LAWRENCE: Career academies graduate to second year

By Lea Kahn, Staff Writer
   With the shakedown year cruise under their belt, Lawrence High School’s three career academies are gearing up to offer juniors and seniors a taste of post-high school career options when the 2012-13 school year gets underway next week.
   The first year of the career academies — the Academy of Arts and Humanities, the Academy of Business and International Studies and the Academy of Science and Technology — went very well, said Lawrence High School Principal Jonathan Dauber.
   Now, LHS officials are looking forward to the second year of the career academies — including efforts to make connections between the students and the business and science communities, Mr. Dauber said.

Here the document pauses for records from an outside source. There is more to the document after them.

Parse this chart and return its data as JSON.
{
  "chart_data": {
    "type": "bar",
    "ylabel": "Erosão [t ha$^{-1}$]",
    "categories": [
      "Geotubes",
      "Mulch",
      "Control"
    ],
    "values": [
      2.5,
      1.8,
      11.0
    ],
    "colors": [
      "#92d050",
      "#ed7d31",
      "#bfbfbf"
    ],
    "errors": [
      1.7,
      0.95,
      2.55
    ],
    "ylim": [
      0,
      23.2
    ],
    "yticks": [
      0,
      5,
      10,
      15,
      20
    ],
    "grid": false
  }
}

   Students enrolled in the career academies must take language arts, mathematics, science, social studies and health, safety and physical education courses, which are required by state law, but they also have a chance to take elective courses offered in the academy.
   In the Academy of Arts and Humanities, students may take electives in the performing arts, such as concert band or wind ensemble. Multimedia arts offerings include introduction to photography and graphic arts. The humanities courses include criminal law, sociology, macro- and microeconomics and promising teachers of tomorrow.
   The Academy of Business and International Studies offers courses such as computer applications and entrepreneurship in the business education specialization, and early childhood development and fashion design in the family and consumer sciences specialty.
   The Academy of Science and Technology — also known as the STEM academy — allows students to take electives that range from math and science courses to computer science, applied engineering and architecture. Anatomy and physiology are offered in the health science specialty.
   Some tweaks to the academy course offerings may be in the works, such as ones that are geared toward jobs, Mr. Dauber said. Possibilities include “Principles of Investing,” for example. Language arts courses may also be revamped so students may study multi-cultural literature.
   ”We want to make the connection between careers and what is being taught in class,” he said. “Why do I have to learn this? What is the application? How will this benefit me in the world? How does math play into other careers?”
   But, mainly, the goal is to try to make connections in the community, Mr. Dauber said. A “mini-med” program between the STEM academy and Robert Wood Johnson Hospital at Hamilton gives students the chance to learn more about medical careers — whether it is a physician, a nurse or a hospital administrator, he said.
   Guests have been invited into the academies. Last year, they helped students in the Academy of Business and International Studies prepare a resume and practice job interviews, Mr. Dauber said. Students who were interested in a career in finance learned about their options from school district Business Administrator Tom Eldridge, who was invited to speak to them.
   Students also were encouraged to go out and earn credits by working in the community, “gaining a degree of insight” that they cannot get in a classroom, he said. Seeing what is required and expected of a job on a day-to-day basis is very different from listening to a speaker on Career Day, he added.
   ”In addition to giving the students some experience when they leave Lawrence High School, they will have a (better) understanding of what they want to do than we did 20 years ago,” said Mr. Dauber.